If you find yourself in this boat, you may be joining the 80% of people surveyed who thought the meals they eat at home are the same size or smaller than they used to be. Even trained dietitians have a tendency to underestimate calories and fat in foods. Guilty as charged!
As you can see, the amount people eat is usually more than is intended or needed.
Weighing or measuring your food is the most accurate way to determine food amounts. But, let’s be real. We need an easier tool. Below is a visual help for estimating a single portion size. The idea here is to be aware of a portion so that you can make a more thoughtful choice regarding how many portions you’ll have.

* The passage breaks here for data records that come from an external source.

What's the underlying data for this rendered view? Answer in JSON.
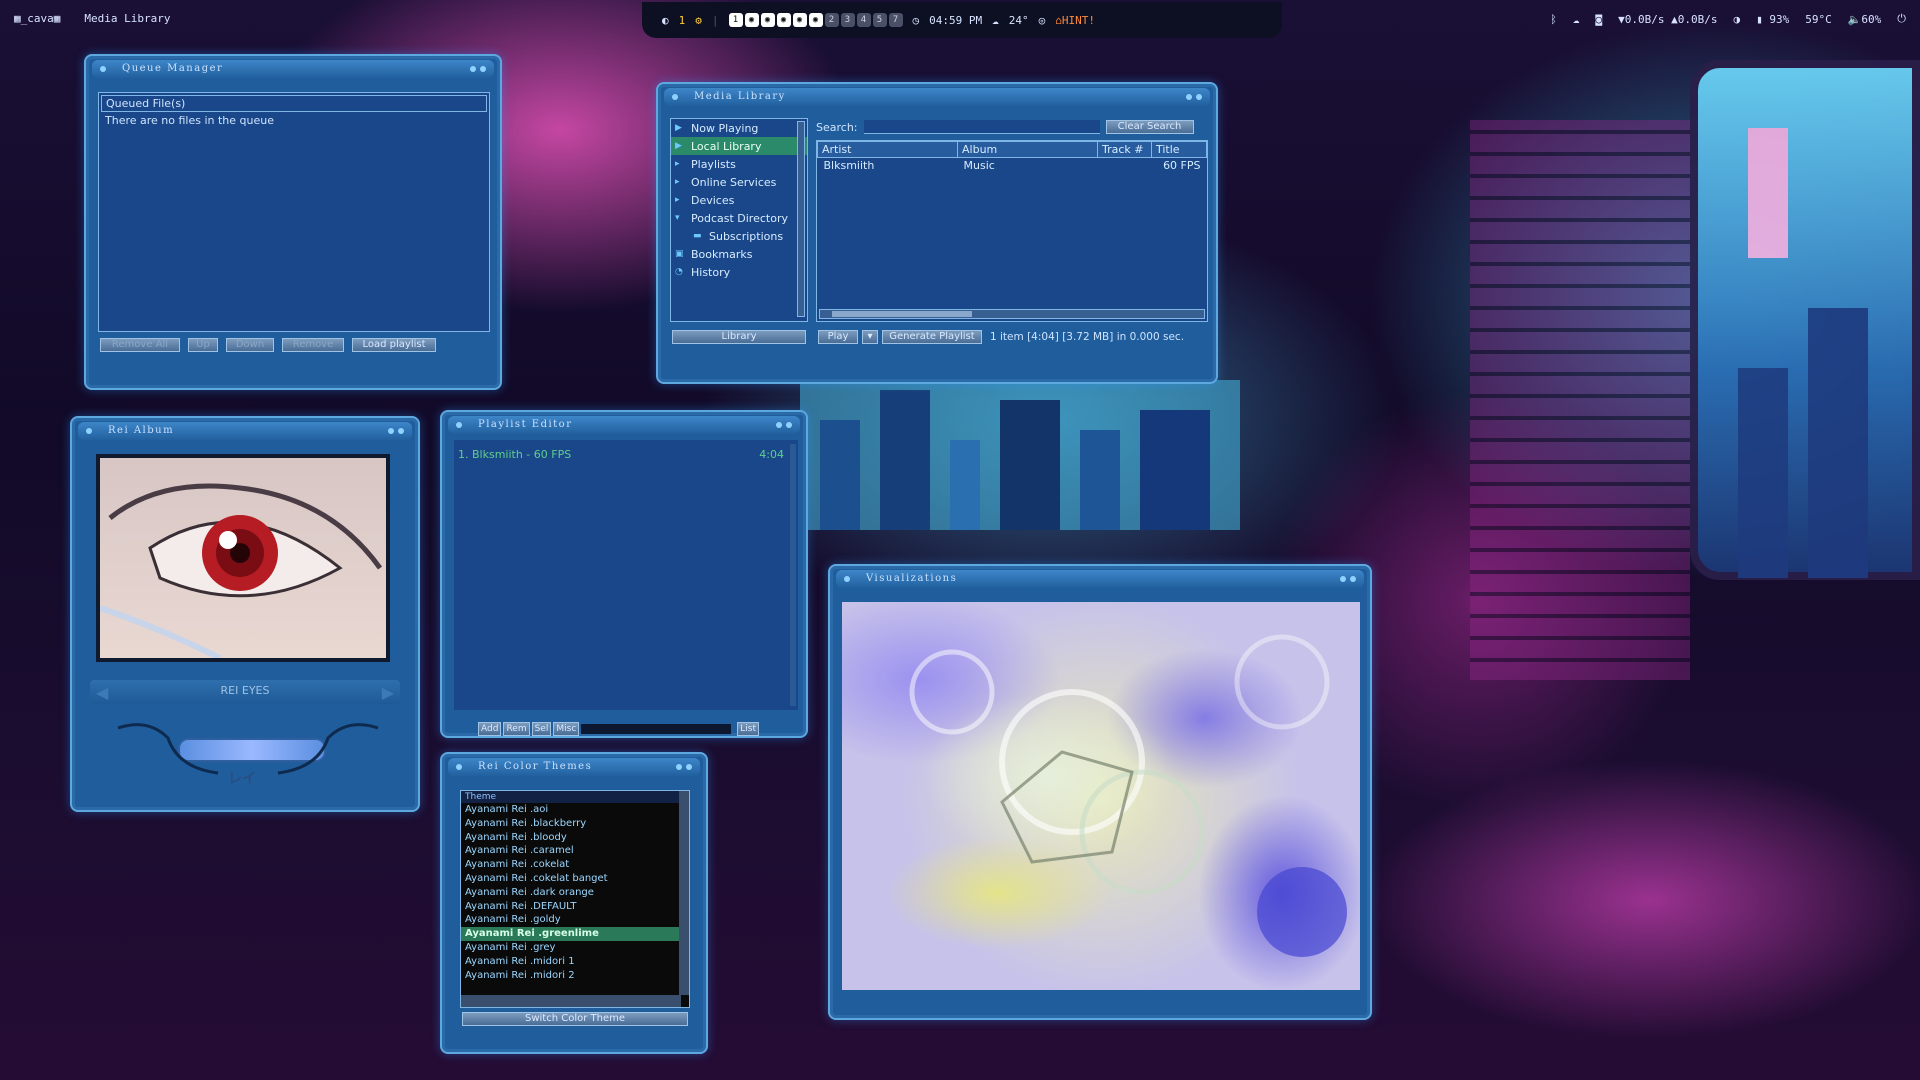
{
  "topbar": {
    "app_tag": "_cava",
    "window_title": "Media Library",
    "notif_count": "1",
    "workspaces": [
      "1",
      "2",
      "3",
      "4",
      "5",
      "6",
      "7"
    ],
    "clock": "04:59 PM",
    "weather": "24°",
    "hint": "HINT!",
    "net_down": "0.0B/s",
    "net_up": "0.0B/s",
    "brightness": "93%",
    "temp": "59°C",
    "volume": "60%"
  },
  "queue": {
    "title": "Queue Manager",
    "header": "Queued File(s)",
    "empty_msg": "There are no files in the queue",
    "buttons": [
      "Remove All",
      "Up",
      "Down",
      "Remove",
      "Load playlist"
    ]
  },
  "library": {
    "title": "Media Library",
    "tree": [
      {
        "label": "Now Playing",
        "icon": "play-icon"
      },
      {
        "label": "Local Library",
        "icon": "play-icon",
        "selected": true
      },
      {
        "label": "Playlists",
        "icon": "arrow-icon"
      },
      {
        "label": "Online Services",
        "icon": "arrow-icon"
      },
      {
        "label": "Devices",
        "icon": "arrow-icon"
      },
      {
        "label": "Podcast Directory",
        "icon": "down-arrow-icon"
      },
      {
        "label": "Subscriptions",
        "icon": "folder-icon",
        "indent": true
      },
      {
        "label": "Bookmarks",
        "icon": "bookmark-icon"
      },
      {
        "label": "History",
        "icon": "history-icon"
      }
    ],
    "search_label": "Search:",
    "search_value": "",
    "clear_button": "Clear Search",
    "columns": [
      "Artist",
      "Album",
      "Track #",
      "Title"
    ],
    "rows": [
      {
        "artist": "Blksmiith",
        "album": "Music",
        "track": "",
        "title": "60 FPS"
      }
    ],
    "library_button": "Library",
    "play_button": "Play",
    "generate_button": "Generate Playlist",
    "status": "1 item [4:04] [3.72 MB] in 0.000 sec."
  },
  "album": {
    "title": "Rei Album",
    "track_label": "REI EYES",
    "logo_text": "レイ"
  },
  "playlist": {
    "title": "Playlist Editor",
    "items": [
      {
        "label": "1. Blksmiith - 60 FPS",
        "time": "4:04"
      }
    ],
    "buttons": [
      "Add",
      "Rem",
      "Sel",
      "Misc",
      "List"
    ]
  },
  "themes": {
    "title": "Rei Color Themes",
    "header": "Theme",
    "items": [
      "Ayanami Rei .aoi",
      "Ayanami Rei .blackberry",
      "Ayanami Rei .bloody",
      "Ayanami Rei .caramel",
      "Ayanami Rei .cokelat",
      "Ayanami Rei .cokelat banget",
      "Ayanami Rei .dark orange",
      "Ayanami Rei .DEFAULT",
      "Ayanami Rei .goldy",
      "Ayanami Rei .greenlime",
      "Ayanami Rei .grey",
      "Ayanami Rei .midori 1",
      "Ayanami Rei .midori 2"
    ],
    "selected_index": 9,
    "switch_button": "Switch Color Theme"
  },
  "viz": {
    "title": "Visualizations"
  }
}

- 1 cup potatoes, rice, pasta – is a tennis ball
- 1 cup cereal – is a fist
- 1 piece cornbread – is a bar of soap
- 2 tablespoons peanut butter – is a Ping-Pong ball
- 3 ounces cooked meat, fish, poultry – is palm of the hand, deck of cards
- 1 1/2 ounces cheese – is a 9-volt battery
- 1 cup ice cream – is a baseball
- 1 ounce nuts or small candies – is one handful
- 1 ounce chips or pretzels – is two handfuls
- 1 teaspoon butter – is a fingertip
- 3/4 cup juice – is a small Styrofoam cup
- 1/2 cup broccoli – is a light bulb
- 1/4 cup raisins – is one large egg
So, your job is to just pay attention. Do not over think this. When you’re faced with the choice of a single or double patty hamburger – one palm of the hand or two – you might decide on a single. When you’re serving yourself broccoli at dinner, you might choose two light bulbs instead of one (just a suggestion). As for that handful of almonds, you’re on your own.